The regulator, which manages water flows for the four basin states — New Jersey, New York, Pennsylvania and Delaware — has been studying whether water quality can be improved to support fish breeding since at least 2017, and last year extended the study period until September 2022 because of delays caused by the COVID-19 pandemic.
In 2018, the DRBC commissioned the Academy of Natural Sciences of Drexel University to study the dissolved oxygen levels needed by the river’s fish species.
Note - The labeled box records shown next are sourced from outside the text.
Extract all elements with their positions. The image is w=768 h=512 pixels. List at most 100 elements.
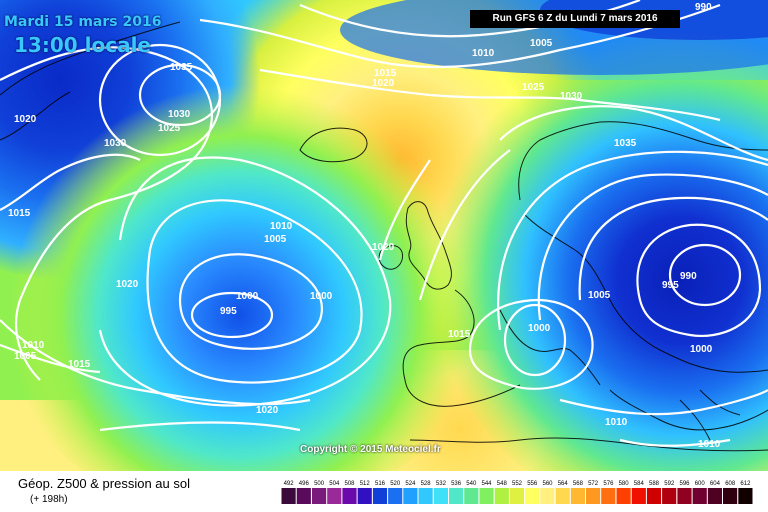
legend-value-label: 516 — [375, 481, 386, 487]
isobar-label: 1020 — [372, 78, 395, 89]
isobar-lines — [0, 0, 768, 447]
weather-map: 990 1035 1030 1025 1030 1020 1015 1010 1… — [0, 0, 768, 471]
coastlines — [0, 21, 768, 452]
legend-swatch — [449, 488, 464, 504]
legend-value-label: 608 — [725, 481, 736, 487]
isobar-label: 1035 — [614, 138, 637, 149]
isobar-label: 1030 — [104, 138, 127, 149]
isobar-label: 1005 — [264, 234, 287, 245]
isobar-label: 990 — [695, 2, 712, 13]
legend-value-label: 612 — [740, 481, 751, 487]
legend-value-label: 568 — [573, 481, 584, 487]
legend-swatch — [646, 488, 662, 504]
legend-value-label: 580 — [619, 481, 630, 487]
forecast-lead-time: (+ 198h) — [30, 494, 68, 505]
legend-swatch — [433, 488, 448, 504]
legend-swatch — [494, 488, 509, 504]
isobar-label: 990 — [680, 271, 697, 282]
isobar-label: 1015 — [374, 68, 397, 79]
isobar-label: 1025 — [158, 123, 181, 134]
isobar-label: 1030 — [168, 109, 191, 120]
legend-swatch — [281, 488, 296, 504]
isobar-label: 1020 — [116, 279, 139, 290]
legend-swatch — [479, 488, 494, 504]
legend-value-label: 576 — [603, 481, 614, 487]
isobar-label: 995 — [662, 280, 679, 291]
legend-value-label: 552 — [512, 481, 523, 487]
legend-swatch — [570, 488, 585, 504]
copyright-text: Copyright © 2015 Meteociel.fr — [300, 444, 441, 455]
legend-swatch — [692, 488, 707, 504]
legend-value-label: 548 — [497, 481, 508, 487]
legend-swatch — [555, 488, 570, 504]
isobar-label: 1000 — [310, 291, 333, 302]
legend-value-label: 508 — [344, 481, 355, 487]
legend-swatch — [540, 488, 555, 504]
isobar-label: 1010 — [605, 417, 628, 428]
legend-value-label: 524 — [405, 481, 416, 487]
isobar-label: 1010 — [270, 221, 293, 232]
legend-swatch — [738, 488, 753, 504]
legend-value-label: 500 — [314, 481, 325, 487]
legend-value-label: 528 — [421, 481, 432, 487]
isobar-label: 1035 — [170, 62, 193, 73]
legend-swatch — [388, 488, 403, 504]
legend-swatch — [525, 488, 540, 504]
isobar-label: 1015 — [68, 359, 91, 370]
isobar-label: 1020 — [14, 114, 37, 125]
legend-swatch — [723, 488, 738, 504]
isobar-label: 1000 — [236, 291, 259, 302]
legend-swatch — [631, 488, 646, 504]
legend-value-label: 584 — [634, 481, 645, 487]
isobar-label: 1020 — [372, 242, 395, 253]
legend-swatch — [296, 488, 311, 504]
legend-swatch — [312, 488, 327, 504]
isobar-label: 1000 — [528, 323, 551, 334]
forecast-date: Mardi 15 mars 2016 — [4, 14, 162, 30]
model-run-label: Run GFS 6 Z du Lundi 7 mars 2016 — [470, 10, 680, 28]
isobar-label: 1010 — [22, 340, 45, 351]
legend-swatch — [616, 488, 631, 504]
isobar-label: 1000 — [690, 344, 713, 355]
legend-swatch — [327, 488, 342, 504]
legend-swatch — [464, 488, 479, 504]
isobar-label: 1005 — [530, 38, 553, 49]
legend-swatch — [707, 488, 722, 504]
legend-swatch — [509, 488, 525, 504]
legend-swatch — [662, 488, 677, 504]
legend-value-label: 588 — [649, 481, 660, 487]
isobar-label: 1010 — [472, 48, 495, 59]
legend-swatch — [418, 488, 433, 504]
legend-value-label: 544 — [481, 481, 492, 487]
legend-swatch — [601, 488, 616, 504]
isobar-label: 1030 — [560, 91, 583, 102]
legend-value-label: 532 — [436, 481, 447, 487]
isobar-label: 995 — [220, 306, 237, 317]
legend-swatch — [677, 488, 692, 504]
isobar-label: 1015 — [8, 208, 31, 219]
color-scale-legend: 492 496 500 504 508 512 516 520 524 528 532 536 540 5… — [281, 481, 753, 504]
isobar-label: 1020 — [256, 405, 279, 416]
isobar-label: 1015 — [448, 329, 471, 340]
legend-value-label: 600 — [695, 481, 706, 487]
legend-value-label: 556 — [527, 481, 538, 487]
legend-value-label: 592 — [664, 481, 675, 487]
legend-value-label: 512 — [360, 481, 371, 487]
legend-swatch — [372, 488, 388, 504]
legend-value-label: 496 — [299, 481, 310, 487]
legend-value-label: 560 — [542, 481, 553, 487]
legend-value-label: 520 — [390, 481, 401, 487]
legend-swatch — [357, 488, 372, 504]
legend-swatch — [586, 488, 601, 504]
legend-value-label: 504 — [329, 481, 340, 487]
legend-swatch — [342, 488, 357, 504]
isobar-label: 1025 — [522, 82, 545, 93]
legend-swatch — [403, 488, 418, 504]
legend-value-label: 564 — [558, 481, 569, 487]
forecast-local-time: 13:00 locale — [14, 33, 151, 57]
legend-value-label: 604 — [710, 481, 721, 487]
legend-value-label: 572 — [588, 481, 599, 487]
product-title: Géop. Z500 & pression au sol — [18, 476, 190, 491]
isobar-label: 1005 — [588, 290, 611, 301]
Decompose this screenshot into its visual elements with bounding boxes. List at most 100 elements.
The study concluded that dissolved oxygen levels of 6 to 8 milligrams per liter “would be optimal” for the survival and success of key species in the estuary.
In their letter, the environmental groups acknowledged there has been a significant improvement in the river’s water quality since the 1960s but said the DRBC’s existing standard was never intended to protect the spawning of resident and migratory fish that now occurs every year in a tidal stretch of the river between the Tacony-Palmyra Bridge and Wilmington, Delaware.
Although there has been a recovery in fish numbers and variety since severe pollution in the 20th century created a “dead zone” in the river’s oxygen levels near Camden, the portion of oxygen depletion that’s caused by nitrogen discharges has not improved, and represents a major piece of unfinished business in the long-term cleanup of the river, said Maya van Rossum, who heads the Delaware Riverkeeper Network.
“Just because populations have been allowed to rebound to a certain extent, that does not negate the important damage being inflicted by a lack of oxygen, and that is very much a limiting factor in the population being able to fully restore,” she said.